In quello che fino a pochi anni fa era il quarto locale di culto valdese di Torino, aperto proprio per rispondere all’aumento della popolazione valdese negli anni del boom economico, sta per nascere un nuovo luogo di incontro, un polo per attività molteplici, grazie a un progetto elaborato in cooperazione fra la Chiesa valdese di Torino e la Csd-Diaconia valdese.
Al termine dei lavori di ristrutturazione si avrà un grande spazio multifunzionale con pareti mobili e un ufficio con angolo cucina, e in settembre il centro aprirà ufficialmente, ospitando sia iniziative che già si svolgono nel quartiere, sia nuove attività.
L’idea infatti, spiega Silvia Torresin, è far rivivere questi locali come spazio aperto alla cittadinanza, sensibilizzando gli abitanti su questo tema, per rispondere a un effettivo bisogno di luoghi e occasioni di incontro affiancandosi ad altre iniziative come quella dei Bagni pubblici di via Agliè, una delle nove Case del quartiere della città.

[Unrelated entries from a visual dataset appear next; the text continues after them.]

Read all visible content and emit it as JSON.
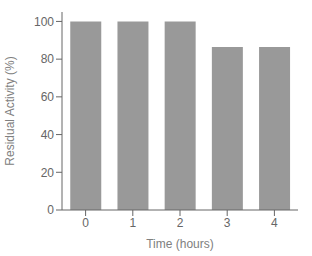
{
  "chart_data": {
    "type": "bar",
    "categories": [
      0,
      1,
      2,
      3,
      4
    ],
    "values": [
      100,
      100,
      100,
      86.5,
      86.5
    ],
    "color": "#999999",
    "xlabel": "Time (hours)",
    "ylabel": "Residual Activity (%)",
    "ylim": [
      0,
      105
    ],
    "yticks": [
      0,
      20,
      40,
      60,
      80,
      100
    ],
    "grid": false
  }
}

Via Nomaglio diventerà anche il luogo di presenza e visibilità della Diaconia valdese a Torino, in quanto in questi locali confluiranno i progetti che rientrano nel programma Sprar (Sistema di protezione per richiedenti asilo e rifugiati). Oltre a Silvia Torresin, probabilmente opereranno anche volontari del servizio civile e del servizio volontario europeo, per cui è stato già chiesto l’accreditamento, gruppi e associazioni.

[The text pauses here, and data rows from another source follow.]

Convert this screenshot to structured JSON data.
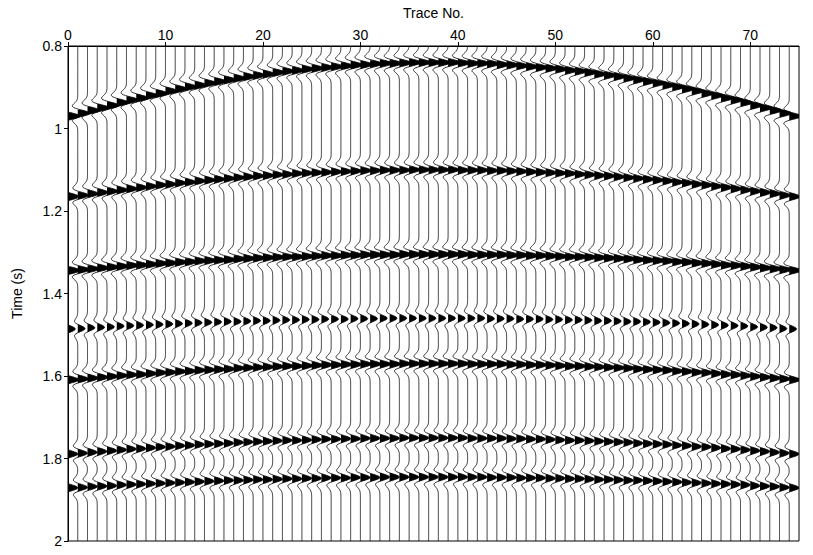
{
  "chart_data": {
    "type": "wiggle",
    "x_label": "Trace No.",
    "y_label": "Time (s)",
    "color": "#000000",
    "xlim": [
      0,
      75
    ],
    "xticks": [
      0,
      10,
      20,
      30,
      40,
      50,
      60,
      70
    ],
    "ylim": [
      0.8,
      2
    ],
    "yticks": [
      0.8,
      1,
      1.2,
      1.4,
      1.6,
      1.8,
      2
    ],
    "x": [
      0,
      1,
      2,
      3,
      4,
      5,
      6,
      7,
      8,
      9,
      10,
      11,
      12,
      13,
      14,
      15,
      16,
      17,
      18,
      19,
      20,
      21,
      22,
      23,
      24,
      25,
      26,
      27,
      28,
      29,
      30,
      31,
      32,
      33,
      34,
      35,
      36,
      37,
      38,
      39,
      40,
      41,
      42,
      43,
      44,
      45,
      46,
      47,
      48,
      49,
      50,
      51,
      52,
      53,
      54,
      55,
      56,
      57,
      58,
      59,
      60,
      61,
      62,
      63,
      64,
      65,
      66,
      67,
      68,
      69,
      70,
      71,
      72,
      73,
      74
    ],
    "events": [
      {
        "amplitude": 1.0,
        "times": [
          0.97,
          0.963,
          0.956,
          0.95,
          0.944,
          0.937,
          0.931,
          0.926,
          0.92,
          0.915,
          0.909,
          0.904,
          0.899,
          0.895,
          0.89,
          0.886,
          0.882,
          0.878,
          0.874,
          0.871,
          0.868,
          0.864,
          0.861,
          0.859,
          0.856,
          0.854,
          0.852,
          0.85,
          0.848,
          0.846,
          0.845,
          0.843,
          0.842,
          0.842,
          0.841,
          0.84,
          0.84,
          0.84,
          0.84,
          0.84,
          0.841,
          0.842,
          0.842,
          0.843,
          0.845,
          0.846,
          0.848,
          0.85,
          0.852,
          0.854,
          0.856,
          0.859,
          0.861,
          0.864,
          0.868,
          0.871,
          0.874,
          0.878,
          0.882,
          0.886,
          0.89,
          0.895,
          0.899,
          0.904,
          0.909,
          0.915,
          0.92,
          0.926,
          0.931,
          0.937,
          0.944,
          0.95,
          0.956,
          0.963,
          0.97
        ]
      },
      {
        "amplitude": 0.9,
        "times": [
          1.165,
          1.162,
          1.158,
          1.155,
          1.152,
          1.149,
          1.146,
          1.143,
          1.14,
          1.137,
          1.135,
          1.132,
          1.13,
          1.127,
          1.125,
          1.123,
          1.121,
          1.119,
          1.117,
          1.115,
          1.114,
          1.112,
          1.111,
          1.109,
          1.108,
          1.107,
          1.106,
          1.105,
          1.104,
          1.103,
          1.102,
          1.102,
          1.101,
          1.101,
          1.101,
          1.1,
          1.1,
          1.1,
          1.1,
          1.1,
          1.101,
          1.101,
          1.101,
          1.102,
          1.102,
          1.103,
          1.104,
          1.105,
          1.106,
          1.107,
          1.108,
          1.109,
          1.111,
          1.112,
          1.114,
          1.115,
          1.117,
          1.119,
          1.121,
          1.123,
          1.125,
          1.127,
          1.13,
          1.132,
          1.135,
          1.137,
          1.14,
          1.143,
          1.146,
          1.149,
          1.152,
          1.155,
          1.158,
          1.162,
          1.165
        ]
      },
      {
        "amplitude": 1.0,
        "times": [
          1.344,
          1.342,
          1.34,
          1.338,
          1.336,
          1.334,
          1.332,
          1.331,
          1.329,
          1.327,
          1.326,
          1.324,
          1.323,
          1.321,
          1.32,
          1.319,
          1.318,
          1.316,
          1.315,
          1.314,
          1.313,
          1.312,
          1.311,
          1.311,
          1.31,
          1.309,
          1.308,
          1.308,
          1.307,
          1.307,
          1.306,
          1.306,
          1.306,
          1.306,
          1.305,
          1.305,
          1.305,
          1.305,
          1.305,
          1.305,
          1.305,
          1.306,
          1.306,
          1.306,
          1.306,
          1.307,
          1.307,
          1.308,
          1.308,
          1.309,
          1.31,
          1.311,
          1.311,
          1.312,
          1.313,
          1.314,
          1.315,
          1.316,
          1.318,
          1.319,
          1.32,
          1.321,
          1.323,
          1.324,
          1.326,
          1.327,
          1.329,
          1.331,
          1.332,
          1.334,
          1.336,
          1.338,
          1.34,
          1.342,
          1.344
        ]
      },
      {
        "amplitude": 0.6,
        "times": [
          1.486,
          1.485,
          1.483,
          1.482,
          1.481,
          1.479,
          1.478,
          1.477,
          1.476,
          1.475,
          1.474,
          1.473,
          1.472,
          1.471,
          1.47,
          1.469,
          1.468,
          1.468,
          1.467,
          1.466,
          1.466,
          1.465,
          1.464,
          1.464,
          1.463,
          1.463,
          1.462,
          1.462,
          1.462,
          1.461,
          1.461,
          1.461,
          1.46,
          1.46,
          1.46,
          1.46,
          1.46,
          1.46,
          1.46,
          1.46,
          1.46,
          1.46,
          1.46,
          1.461,
          1.461,
          1.461,
          1.462,
          1.462,
          1.462,
          1.463,
          1.463,
          1.464,
          1.464,
          1.465,
          1.466,
          1.466,
          1.467,
          1.468,
          1.468,
          1.469,
          1.47,
          1.471,
          1.472,
          1.473,
          1.474,
          1.475,
          1.476,
          1.477,
          1.478,
          1.479,
          1.481,
          1.482,
          1.483,
          1.485,
          1.486
        ]
      },
      {
        "amplitude": 0.9,
        "times": [
          1.609,
          1.607,
          1.605,
          1.603,
          1.601,
          1.599,
          1.597,
          1.596,
          1.594,
          1.592,
          1.591,
          1.589,
          1.588,
          1.586,
          1.585,
          1.584,
          1.583,
          1.581,
          1.58,
          1.579,
          1.578,
          1.577,
          1.576,
          1.576,
          1.575,
          1.574,
          1.573,
          1.573,
          1.572,
          1.572,
          1.571,
          1.571,
          1.571,
          1.571,
          1.57,
          1.57,
          1.57,
          1.57,
          1.57,
          1.57,
          1.57,
          1.571,
          1.571,
          1.571,
          1.571,
          1.572,
          1.572,
          1.573,
          1.573,
          1.574,
          1.575,
          1.576,
          1.576,
          1.577,
          1.578,
          1.579,
          1.58,
          1.581,
          1.583,
          1.584,
          1.585,
          1.586,
          1.588,
          1.589,
          1.591,
          1.592,
          1.594,
          1.596,
          1.597,
          1.599,
          1.601,
          1.603,
          1.605,
          1.607,
          1.609
        ]
      },
      {
        "amplitude": 0.8,
        "times": [
          1.789,
          1.787,
          1.785,
          1.783,
          1.781,
          1.779,
          1.777,
          1.776,
          1.774,
          1.772,
          1.771,
          1.769,
          1.768,
          1.766,
          1.765,
          1.764,
          1.763,
          1.761,
          1.76,
          1.759,
          1.758,
          1.757,
          1.756,
          1.756,
          1.755,
          1.754,
          1.753,
          1.753,
          1.752,
          1.752,
          1.751,
          1.751,
          1.751,
          1.751,
          1.75,
          1.75,
          1.75,
          1.75,
          1.75,
          1.75,
          1.75,
          1.751,
          1.751,
          1.751,
          1.751,
          1.752,
          1.752,
          1.753,
          1.753,
          1.754,
          1.755,
          1.756,
          1.756,
          1.757,
          1.758,
          1.759,
          1.76,
          1.761,
          1.763,
          1.764,
          1.765,
          1.766,
          1.768,
          1.769,
          1.771,
          1.772,
          1.774,
          1.776,
          1.777,
          1.779,
          1.781,
          1.783,
          1.785,
          1.787,
          1.789
        ]
      },
      {
        "amplitude": 0.8,
        "times": [
          1.871,
          1.87,
          1.868,
          1.867,
          1.866,
          1.864,
          1.863,
          1.862,
          1.861,
          1.86,
          1.859,
          1.858,
          1.857,
          1.856,
          1.855,
          1.854,
          1.853,
          1.853,
          1.852,
          1.851,
          1.851,
          1.85,
          1.849,
          1.849,
          1.848,
          1.848,
          1.847,
          1.847,
          1.847,
          1.846,
          1.846,
          1.846,
          1.845,
          1.845,
          1.845,
          1.845,
          1.845,
          1.845,
          1.845,
          1.845,
          1.845,
          1.845,
          1.845,
          1.846,
          1.846,
          1.846,
          1.847,
          1.847,
          1.847,
          1.848,
          1.848,
          1.849,
          1.849,
          1.85,
          1.851,
          1.851,
          1.852,
          1.853,
          1.853,
          1.854,
          1.855,
          1.856,
          1.857,
          1.858,
          1.859,
          1.86,
          1.861,
          1.862,
          1.863,
          1.864,
          1.866,
          1.867,
          1.868,
          1.87,
          1.871
        ]
      }
    ]
  }
}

Ma siamo ancora nella fase di libera progettazione, spiega Silvia, e a tale scopo sono stati coinvolti i ragazzi della Chiesa valdese di Torino, in particolare il gruppo giovani di corso Oddone (uno dei tre luoghi di culto attivi nella città), per condividere l’esperienza da loro maturata realizzando attività quali doposcuola e aula studio.
Discutendo sui punti di forza e di debolezza delle iniziative organizzate, ad esempio la necessità di rivolgersi agli studenti delle scuole medie e superiori, in quanto per i bambini delle elementari sono già presenti molti servizi, si riflette su quali attività proporre, su come «agganciare» i giovani, sfruttando passaparola e canali informali, coinvolgendo biblioteche, scuole e insegnanti. Il coinvolgimento di questi ultimi sarà fondamentale, per fare da tramite con i ragazzi, suscitando la loro curiosità e contribuendo con proprie idee e proposte. Su questo fronte Silvia sta già lavorando, indagando la realtà antropologica del quartiere, prendendo contatti e ipotizzando una serie di iniziative culturali.
Saranno quindi principalmente due gli ambiti d’azione di questo nuovo spazio: cittadinanza e accoglienza da un lato (con servizi di mediazione culturale e sostegno agli immigrati), e aggregazione giovanile e studio dall’altro (con uno spazio dove aiutare i più giovani ad affrontare e gestire i loro problemi).
Insomma: un punto d’appoggio e di ascolto, un luogo laico ma anche un luogo della chiesa, di testimonianza attraverso le azioni come in passato lo è stato attraverso la predicazione.